Boston, MA, May 8, 2007. New Hampshire Attorney General Kelly Ayotte announced last week that she will appeal the decision of the US District Court, New Hampshire Circuit that found the New Hampshire law protecting physician prescribing information from being sold to pharmaceutical companies for marketing purposes “unconstitutional.”  Despite this ruling, the states of Maine and Vermont are seeing strong bicameral advances on similar prescription drug reform bills.

State legislators in Maine and Vermont are moving ahead on bills to protect prescriber privacy and reform prescription drug marketing activities, including the sale of personally-identifiable prescribing data for marketing purposes to pharmaceutical companies.

In Vermont, bill S.115 would require physicians’ consent for their prescribing data to be sold and allocates new resources for an “academic detailing” program that would send professionals to physicians’ offices with independent, science-based information on the safest, most effective drugs.   Different versions have passed the Vermont House and Senate and will be reconciled in conference committee.  The comprehensive bill also includes a pilot program to offer free samples of generic drugs in physician offices.

In Maine, House and Senate committee members voted 12-1 to move to the floor the bill LD 4, which would establish a system for physicians and other prescribers to opt-out of prescriber-identified data lists. Maine legislators also voted unanimously to send an academic detailing bill, LD 839, to the full legislature for a vote.

“The sale of provider data to pharmaceutical companies allows sales reps to be very effective in influencing physicians and drives them to prescribe the newest, most costly products,” said Jerry Avorn, M.D. Professor of Medicine at Harvard Medical School.  “This can also lead to the widespread use of riskier drugs, as happened with Vioxx. It is time we control sales of this information and get physicians unbiased information on drugs.”

“It is very encouraging that the leadership in Vermont and Maine are taking on this issue,” said Rob Restuccia, Executive Director of The Prescription Project.  “Though the New Hampshire ruling is a setback, states are making it clear that prescribing should be based on science, not marketing, and physician data should not be sold without permission.”

“The legislation being discussed in these statehouses is thoughtful and timely,” said Marcia Hams, director of Prescription Policy Initiatives at The Prescription Project.  “These important bills contribute to the national conversation about health care reform, and how critical prescription drug issues are to that conversation.”

Earlier this week, U.S. District Court Judge Barbadoro overturned New Hampshire’s data-mining ban, which took effect last summer and prohibited pharmaceutical companies from using doctors’ prescribing information in marketing specifically to each physician.  The court ruled that it impinged on the first amendment speech rights of data companies like IMS and Verispan, which sell physicians prescribing records to pharmaceutical companies for millions of dollars each year.

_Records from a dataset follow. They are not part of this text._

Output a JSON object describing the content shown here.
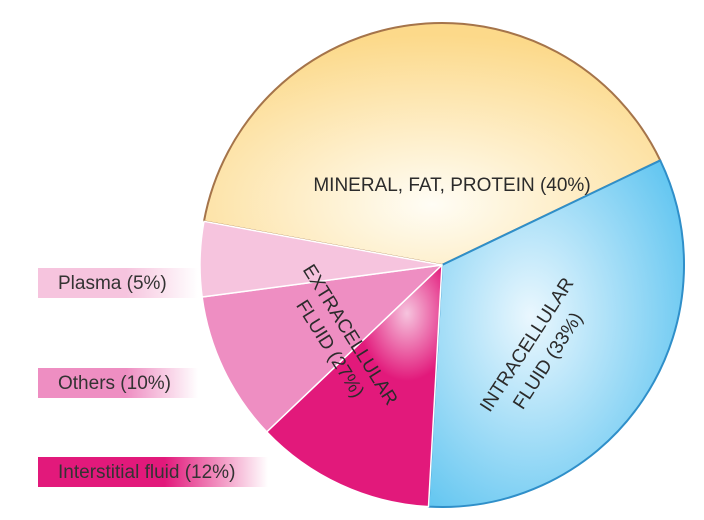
{
  "chart_data": {
    "type": "pie",
    "slices": [
      {
        "label": "MINERAL, FAT, PROTEIN (40%)",
        "value": 40,
        "color": "#fcd98a"
      },
      {
        "label": "INTRACELLULAR FLUID (33%)",
        "value": 33,
        "color": "#72ccf2"
      },
      {
        "label": "Interstitial fluid (12%)",
        "value": 12,
        "color": "#e2197b"
      },
      {
        "label": "Others (10%)",
        "value": 10,
        "color": "#ee8ec2"
      },
      {
        "label": "Plasma (5%)",
        "value": 5,
        "color": "#f6c4de"
      }
    ],
    "group_label": {
      "lines": [
        "EXTRACELLULAR",
        "FLUID (27%)"
      ]
    },
    "slice_text": {
      "mineral": "MINERAL, FAT, PROTEIN (40%)",
      "intracellular": [
        "INTRACELLULAR",
        "FLUID (33%)"
      ]
    },
    "legend": [
      {
        "label": "Plasma (5%)",
        "color": "#f6c4de"
      },
      {
        "label": "Others (10%)",
        "color": "#ee8ec2"
      },
      {
        "label": "Interstitial fluid (12%)",
        "color": "#e2197b"
      }
    ]
  }
}
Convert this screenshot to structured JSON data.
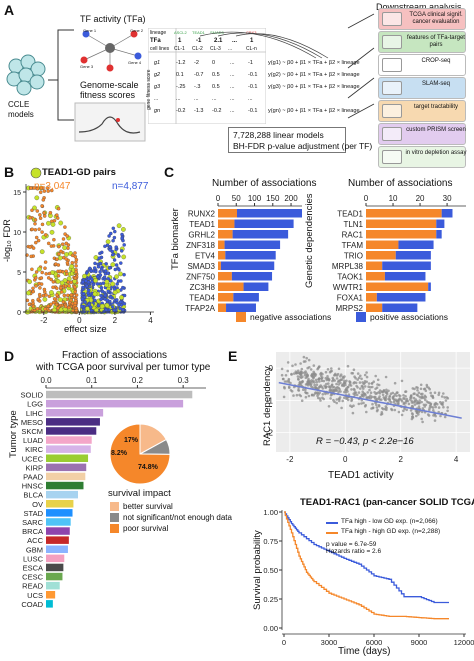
{
  "panel_a": {
    "letter": "A",
    "tfa_title": "TF activity (TFa)",
    "fitness_title": "Genome-scale fitness scores",
    "ccle": "CCLE models",
    "genes": [
      "Gene 1",
      "Gene 2",
      "Gene 3",
      "Gene 4",
      "Gene 5",
      "Gene 6"
    ],
    "table_headers": [
      "lineage",
      "TFa",
      "cell lines"
    ],
    "gene_cols": [
      "ASCL2",
      "TEAD1",
      "SMAD3",
      "...",
      "CBX3"
    ],
    "tfa_row": [
      "1",
      "-1",
      "2.1",
      "...",
      "1"
    ],
    "cl_row": [
      "CL-1",
      "CL-2",
      "CL-3",
      "...",
      "CL-n"
    ],
    "gene_rows": [
      "g1",
      "g2",
      "g3",
      "...",
      "gn"
    ],
    "row_values": [
      [
        "-1.2",
        "-2",
        "0",
        "...",
        "-1"
      ],
      [
        "0.1",
        "-0.7",
        "0.5",
        "...",
        "-0.1"
      ],
      [
        "-.25",
        "-.3",
        "0.5",
        "...",
        "-0.1"
      ],
      [
        "...",
        "...",
        "...",
        "...",
        "..."
      ],
      [
        "-0.2",
        "-1.3",
        "-0.2",
        "...",
        "-0.1"
      ]
    ],
    "fitness_axis": "gene fitness score",
    "equations": [
      "y(g1) ~ β0 + β1 × TFa + β2 × lineage",
      "y(g2) ~ β0 + β1 × TFa + β2 × lineage",
      "y(g3) ~ β0 + β1 × TFa + β2 × lineage",
      "y(gn) ~ β0 + β1 × TFa + β2 × lineage"
    ],
    "models_line1": "7,728,288 linear models",
    "models_line2": "BH-FDR p-value adjustment (per TF)",
    "downstream_title": "Downstream analysis",
    "downstream_items": [
      {
        "label": "TCGA clinical signif. cancer evaluation",
        "color": "#f6c0c0"
      },
      {
        "label": "features of TFa-target pairs",
        "color": "#c6e6c0"
      },
      {
        "label": "CROP-seq",
        "color": "#ffffff"
      },
      {
        "label": "SLAM-seq",
        "color": "#c7dff2"
      },
      {
        "label": "target tractability",
        "color": "#f7d9b0"
      },
      {
        "label": "custom PRISM screen",
        "color": "#e2ccef"
      },
      {
        "label": "in vitro depletion assay",
        "color": "#e8f5e4"
      }
    ]
  },
  "panel_b": {
    "letter": "B",
    "legend": "TEAD1-GD pairs",
    "n_neg": "n=3,047",
    "n_pos": "n=4,877",
    "ylabel": "-log₁₀ FDR",
    "xlabel": "effect size",
    "xticks": [
      "-2",
      "0",
      "2",
      "4"
    ],
    "yticks": [
      "0",
      "5",
      "10",
      "15"
    ]
  },
  "panel_c": {
    "letter": "C",
    "left_title": "Number of associations",
    "right_title": "Number of associations",
    "left_ylabel": "TFa biomarker",
    "right_ylabel": "Genetic dependencies",
    "left_xticks": [
      "0",
      "50",
      "100",
      "150",
      "200"
    ],
    "right_xticks": [
      "0",
      "10",
      "20",
      "30"
    ],
    "legend_neg": "negative associations",
    "legend_pos": "positive associations",
    "neg_color": "#f5872a",
    "pos_color": "#3b5bdb"
  },
  "panel_d": {
    "letter": "D",
    "title_line1": "Fraction of associations",
    "title_line2": "with TCGA poor survival per tumor type",
    "xticks": [
      "0.0",
      "0.1",
      "0.2",
      "0.3"
    ],
    "ylabel": "Tumor type",
    "pie_labels": [
      "17%",
      "8.2%",
      "74.8%"
    ],
    "legend_title": "survival impact",
    "legend_items": [
      {
        "label": "better survival",
        "color": "#f7b98a"
      },
      {
        "label": "not significant/not enough data",
        "color": "#8a8a8a"
      },
      {
        "label": "poor survival",
        "color": "#f5872a"
      }
    ]
  },
  "panel_e": {
    "letter": "E",
    "scatter_ylabel": "RAC1 dependency",
    "scatter_xlabel": "TEAD1 activity",
    "scatter_stat": "R = −0.43, p < 2.2e−16",
    "scatter_xticks": [
      "-2",
      "0",
      "2",
      "4"
    ],
    "scatter_yticks": [
      "0",
      "-1",
      "-2"
    ],
    "km_title": "TEAD1-RAC1 (pan-cancer SOLID TCGA)",
    "km_legend": [
      {
        "label": "TFa high - low GD exp. (n=2,066)",
        "color": "#3b5bdb"
      },
      {
        "label": "TFa high - high GD exp. (n=2,288)",
        "color": "#f5872a"
      }
    ],
    "km_pvalue": "p value = 6.7e-59",
    "km_hr": "Hazards ratio = 2.6",
    "km_ylabel": "Survival probability",
    "km_xlabel": "Time (days)",
    "km_xticks": [
      "0",
      "3000",
      "6000",
      "9000",
      "12000"
    ],
    "km_yticks": [
      "0.00",
      "0.25",
      "0.50",
      "0.75",
      "1.00"
    ]
  },
  "chart_data": [
    {
      "type": "bar",
      "title": "Number of associations",
      "ylabel": "TFa biomarker",
      "xlim": [
        0,
        230
      ],
      "categories": [
        "RUNX2",
        "TEAD1",
        "GRHL2",
        "ZNF318",
        "ETV4",
        "SMAD3",
        "ZNF750",
        "ZC3H8",
        "TEAD4",
        "TFAP2A"
      ],
      "series": [
        {
          "name": "negative associations",
          "values": [
            52,
            45,
            40,
            18,
            20,
            8,
            38,
            70,
            42,
            22
          ]
        },
        {
          "name": "positive associations",
          "values": [
            178,
            162,
            152,
            152,
            138,
            146,
            110,
            68,
            70,
            82
          ]
        }
      ]
    },
    {
      "type": "bar",
      "title": "Number of associations",
      "ylabel": "Genetic dependencies",
      "xlim": [
        0,
        37
      ],
      "categories": [
        "TEAD1",
        "TLN1",
        "RAC1",
        "TFAM",
        "TRIO",
        "MRPL38",
        "TAOK1",
        "WWTR1",
        "FOXA1",
        "MRPS2"
      ],
      "series": [
        {
          "name": "negative associations",
          "values": [
            28,
            26,
            26,
            12,
            11,
            6,
            7,
            23,
            4,
            6
          ]
        },
        {
          "name": "positive associations",
          "values": [
            4,
            3,
            2,
            13,
            13,
            18,
            15,
            1,
            18,
            13
          ]
        }
      ]
    },
    {
      "type": "bar",
      "title": "Fraction of associations with TCGA poor survival per tumor type",
      "ylabel": "Tumor type",
      "xlim": [
        0,
        0.35
      ],
      "categories": [
        "SOLID",
        "LGG",
        "LIHC",
        "MESO",
        "SKCM",
        "LUAD",
        "KIRC",
        "UCEC",
        "KIRP",
        "PAAD",
        "HNSC",
        "BLCA",
        "OV",
        "STAD",
        "SARC",
        "BRCA",
        "ACC",
        "GBM",
        "LUSC",
        "ESCA",
        "CESC",
        "READ",
        "UCS",
        "COAD"
      ],
      "values": [
        0.32,
        0.3,
        0.125,
        0.118,
        0.11,
        0.1,
        0.098,
        0.092,
        0.088,
        0.086,
        0.082,
        0.07,
        0.06,
        0.058,
        0.054,
        0.052,
        0.05,
        0.048,
        0.04,
        0.038,
        0.036,
        0.03,
        0.02,
        0.015
      ]
    },
    {
      "type": "pie",
      "labels": [
        "better survival",
        "not significant/not enough data",
        "poor survival"
      ],
      "values": [
        17,
        8.2,
        74.8
      ]
    },
    {
      "type": "scatter",
      "xlabel": "TEAD1 activity",
      "ylabel": "RAC1 dependency",
      "xlim": [
        -2.5,
        4.5
      ],
      "ylim": [
        -2.6,
        0.5
      ],
      "fit": {
        "x": [
          -2.4,
          4.2
        ],
        "y": [
          -0.45,
          -1.55
        ]
      }
    },
    {
      "type": "line",
      "title": "TEAD1-RAC1 (pan-cancer SOLID TCGA)",
      "xlabel": "Time (days)",
      "ylabel": "Survival probability",
      "xlim": [
        0,
        12000
      ],
      "ylim": [
        0,
        1
      ],
      "series": [
        {
          "name": "TFa high - low GD exp. (n=2,066)",
          "x": [
            0,
            500,
            1000,
            2000,
            3000,
            4000,
            5000,
            6000,
            7000,
            8000,
            9000,
            10000,
            11000
          ],
          "y": [
            1.0,
            0.9,
            0.82,
            0.72,
            0.66,
            0.6,
            0.55,
            0.45,
            0.42,
            0.27,
            0.27,
            0.22,
            0.22
          ]
        },
        {
          "name": "TFa high - high GD exp. (n=2,288)",
          "x": [
            0,
            500,
            1000,
            1500,
            2000,
            3000,
            4000,
            5000,
            6000,
            7000,
            8000,
            9000,
            10000,
            11000
          ],
          "y": [
            1.0,
            0.82,
            0.62,
            0.48,
            0.4,
            0.3,
            0.25,
            0.2,
            0.12,
            0.1,
            0.1,
            0.09,
            0.08,
            0.08
          ]
        }
      ]
    }
  ]
}
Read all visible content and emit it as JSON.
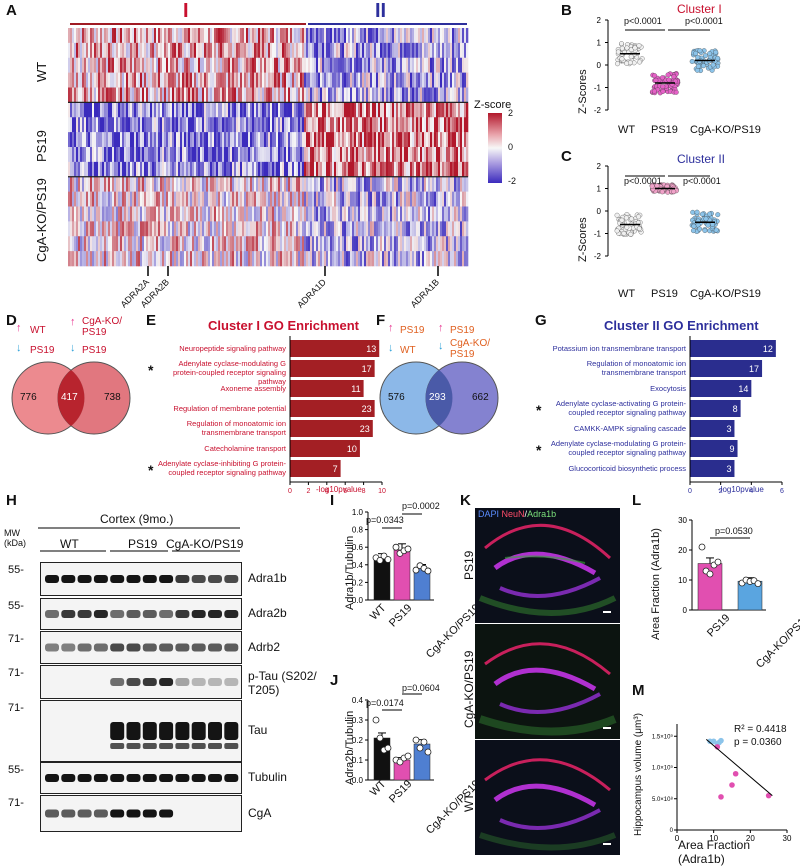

“Judge Barbadoro’s opinion is sweeping and disturbing in many respects,” said Sean Flynn, a legal advisor to The Prescription Project. “It prevents New Hampshire from implementing the same common sense data privacy laws that restrict the trade in prescription records in Europe and several Canadian provinces.”

According to Flynn, the case for appeal is strengthened by the extent of Judge Barbadoro’s ruling and its implication that doctors do not have the same rights to privacy that patients do.  History also is favorable to New Hampshire’s appeal; other recent pharmaceutical laws overturned in district courts have been subsequently upheld by the U.S Court of Appeals and Supreme Court.  Flynn said the scope and specificity of the bills pending in Vermont and Maine make them less susceptible to rulings like the one in New Hampshire.
 
"Several states around the country are moving ahead to strengthen prescriber privacy protections and regulate marketing tactics, despite the District Court’s action,” said Sharon Treat, Executive Director of the National Legislative Association on Prescription Drug Prices.  “We applaud New Hampshire Attorney General Ayotte's decision to appeal this decision, which should not be the last word on such important questions of prescriber privacy, First Amendment speech, and public health.”

About The Prescription Project
The Prescription Project is led by Community Catalyst in partnership with the Institute on Medicine as a Profession.  Funded by the Pew Charitable Trusts, the Project seeks to eliminate conflicts of interest created by pharmaceutical industry marketing by promoting policy change among academic medical centers and professional medical societies as well as in public programs and private insurers/payers. The Project will also will advance state and national level policy solutions, such as bans on industry financial inducements to physicians and the commercial use of physician prescribing records; and the implementation of academic detailing.